D. : Comment les autres vivent-ils leur propre célébrité à travers la tienne ?
JA : Par exemple, David, qui est un ami proche, et donc un personnage récurrent du
journal, a l’intelligence de ne pas s’offusquer de ce que je lui fais dire, et même, de ce
qu’il n’a pas dit en vrai et que j’invente au moment où j’écris.
D. : Peut-on dire que les autres rentrent dans ta fiction ?
JA : Non.
D. : Tes secrets ne sont plus des secrets, et pourtant, tu me donnes l’impression
d’avancer avec un masque, d’être dans l’unité qui n’est pas une nudité ? Comment
expliques-tu cette force et ce paradoxe ?
JA : Nietzsche a dit : « Tout ce qui est profond avance masqué ». C’est pour ça que je
me fais engueuler régulièrement quand je téléphone à des filles qui ne peuvent pas
identifier mon numéro (mais qui sont agréablement surprises quand même).
D. : Comment expliques-tu que j’ai eu envie de faire ton portrait juste après avoir vu
l’exposition consacrée à Jean COCTEAU au Centre Pompidou à Paris ?

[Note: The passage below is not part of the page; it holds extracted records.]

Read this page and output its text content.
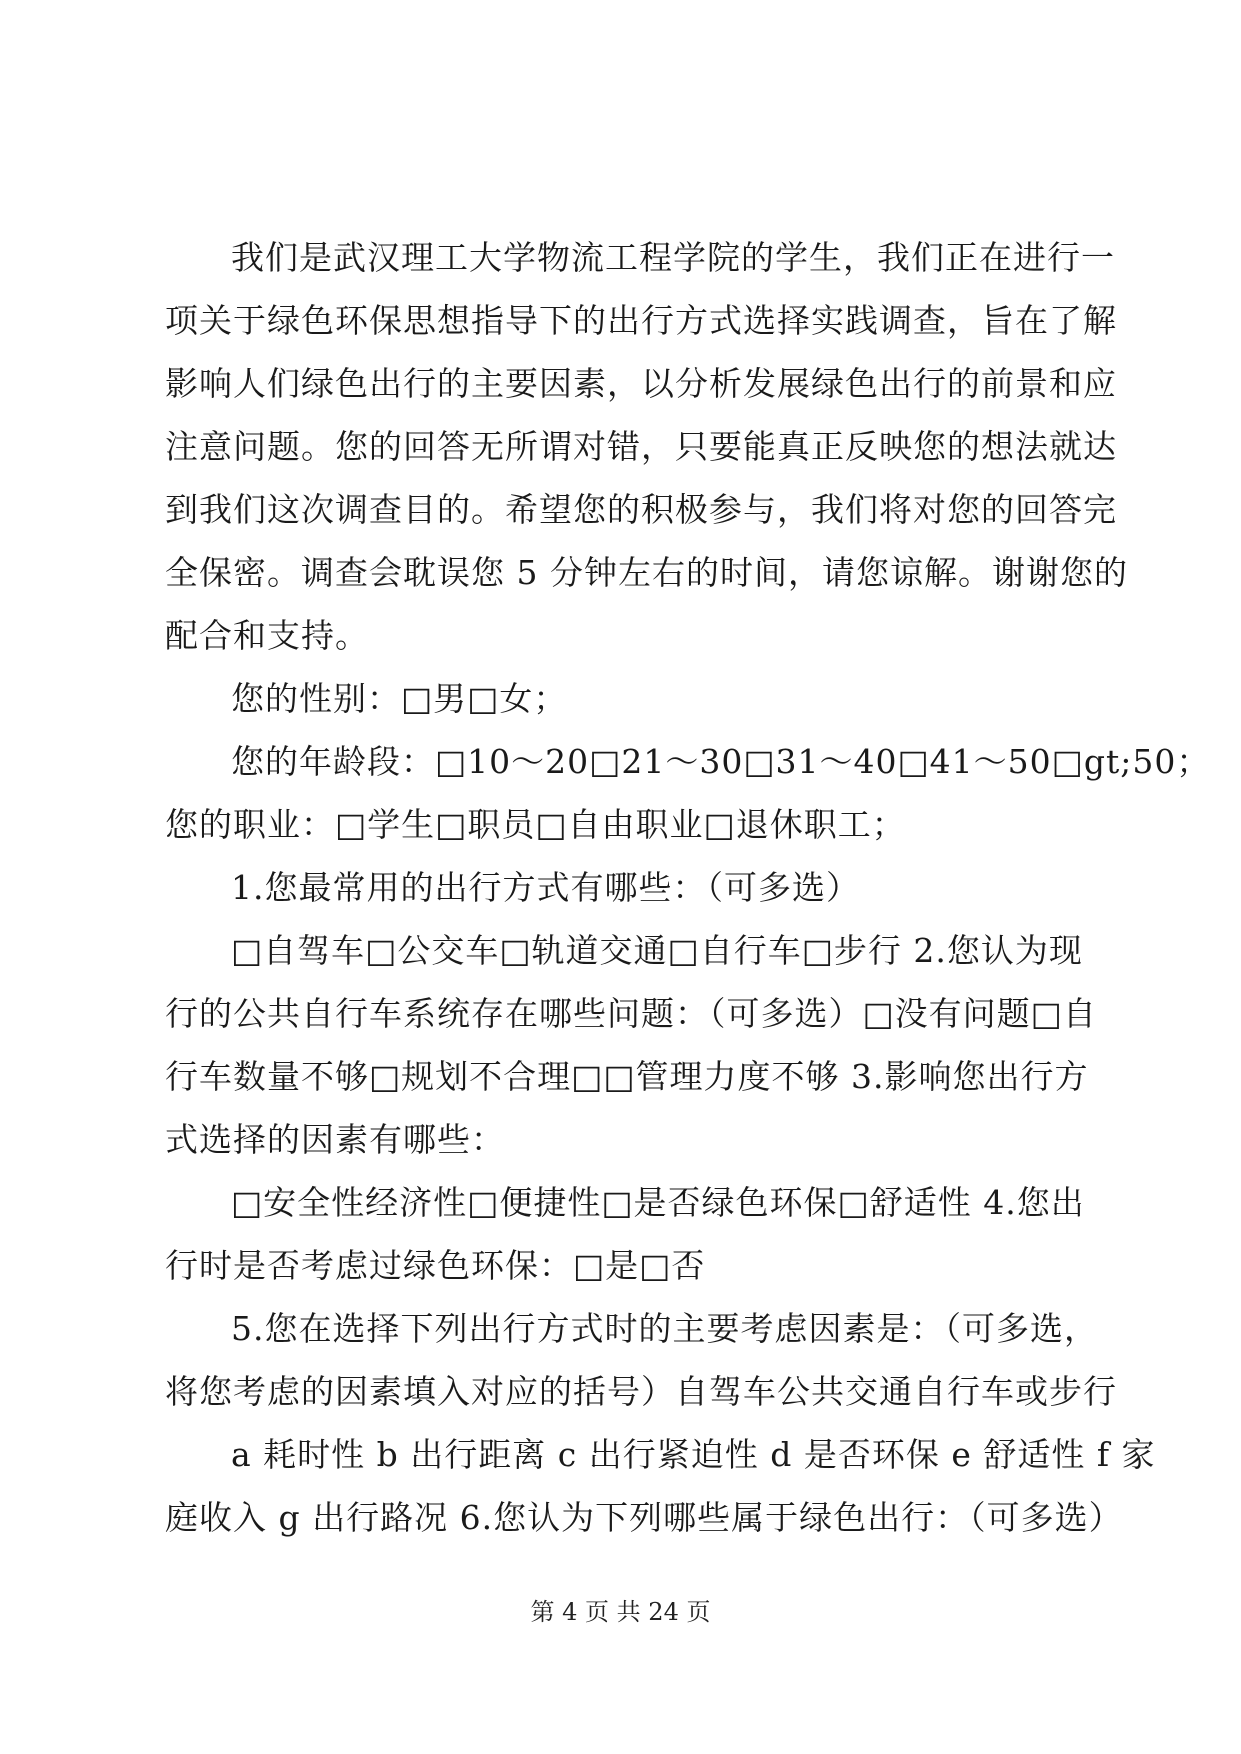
我们是武汉理工大学物流工程学院的学生，我们正在进行一
项关于绿色环保思想指导下的出行方式选择实践调查，旨在了解
影响人们绿色出行的主要因素，以分析发展绿色出行的前景和应
注意问题。您的回答无所谓对错，只要能真正反映您的想法就达
到我们这次调查目的。希望您的积极参与，我们将对您的回答完
全保密。调查会耽误您 5 分钟左右的时间，请您谅解。谢谢您的
配合和支持。
您的性别：□男□女；
您的年龄段：□10～20□21～30□31～40□41～50□gt;50；
您的职业：□学生□职员□自由职业□退休职工；
1.您最常用的出行方式有哪些：（可多选）
□自驾车□公交车□轨道交通□自行车□步行 2.您认为现
行的公共自行车系统存在哪些问题：（可多选）□没有问题□自
行车数量不够□规划不合理□□管理力度不够 3.影响您出行方
式选择的因素有哪些：
□安全性经济性□便捷性□是否绿色环保□舒适性 4.您出
行时是否考虑过绿色环保：□是□否
5.您在选择下列出行方式时的主要考虑因素是：（可多选，
将您考虑的因素填入对应的括号）自驾车公共交通自行车或步行
a 耗时性 b 出行距离 c 出行紧迫性 d 是否环保 e 舒适性 f 家
庭收入 g 出行路况 6.您认为下列哪些属于绿色出行：（可多选）
第 4 页 共 24 页
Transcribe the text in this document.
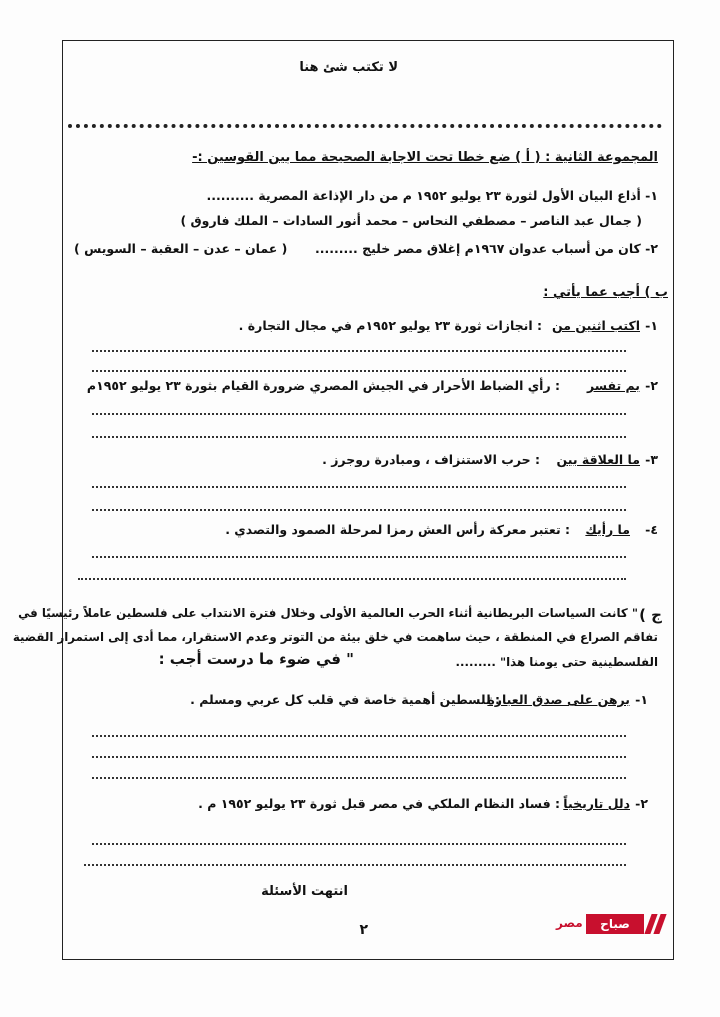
لا تكتب شئ هنا
المجموعة الثانية : ( أ ) ضع خطا تحت الاجابة الصحيحة مما بين القوسين :-
١- أذاع البيان الأول لثورة ٢٣ يوليو ١٩٥٢ م من دار الإذاعة المصرية ..........
( جمال عبد الناصر – مصطفي النحاس – محمد أنور السادات – الملك فاروق )
٢- كان من أسباب عدوان ١٩٦٧م إغلاق مصر خليج .........
( عمان – عدن – العقبة – السويس )
ب ) أجب عما يأتي :
١-
اكتب اثنين من
: انجازات ثورة ٢٣ يوليو ١٩٥٢م في مجال التجارة .
٢-
بم تفسر
: رأي الضباط الأحرار في الجيش المصري ضرورة القيام بثورة ٢٣ يوليو ١٩٥٢م
٣-
ما العلاقة بين
: حرب الاستنزاف ، ومبادرة روجرز .
٤-
ما رأيك
: تعتبر معركة رأس العش رمزا لمرحلة الصمود والتصدي .
ج )
" كانت السياسات البريطانية أثناء الحرب العالمية الأولى وخلال فترة الانتداب على فلسطين عاملاً رئيسيًا في
تفاقم الصراع في المنطقة ، حيث ساهمت في خلق بيئة من التوتر وعدم الاستقرار، مما أدى إلى استمرار القضية
الفلسطينية حتى يومنا هذا" .........
" في ضوء ما درست أجب :
١-
برهن على صدق العبارة
: للسطين أهمية خاصة في قلب كل عربي ومسلم .
٢-
دلل تاريخياً
: فساد النظام الملكي في مصر قبل ثورة ٢٣ يوليو ١٩٥٢ م .
انتهت الأسئلة
٢	مصر	صباح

JA : Parce que j’ai des plus belles mains que Jean Cocteau. On dit d’ailleurs : un
cocktail, des cocteau. Quand on demandait à Cocteau : « S’il y avait le feu chez vous,
qu’est que vous sauveriez ? ». Cocteau répond : « Et bien, s’il y avait le feu chez moi,
je sauverais le feu ».
D. : Comme moi, tu vas souvent voir des expositions. Et pourquoi n’y va-t-on jamais
ensemble ?
JA : C’est faux. On s’est rencontré à l’exposition Garouste à la Fondation Cartier, et
c’était très chouette. C’était comme une cabane d’enfant. On pouvait rentrer à
l’intérieur et en faire le tour. C’était un peu comme l’amour.
D. : Pourquoi a-t-on du mal à te voir vivre ailleurs qu’à Paris ?
JA : Parce que j’ai perdu quelque chose dans le Triangle des Bermudes formé par les
trois boulevards qui sont : Saint-Germain, Raspail et Saint-Michel. Et il faut
absolument que je retrouve cette fille.
D. : Il y a quelques temps, tu me disais être dans l’écriture de nouvelles, as-tu trouvé
un éditeur pour te publier ?
JA : La Revue Bordel chez Flammarion a publié une nouvelle qui s’appelle
« Triptyque d’un soir de juin ».
D. : Que penses-tu du monde de l’édition littéraire ?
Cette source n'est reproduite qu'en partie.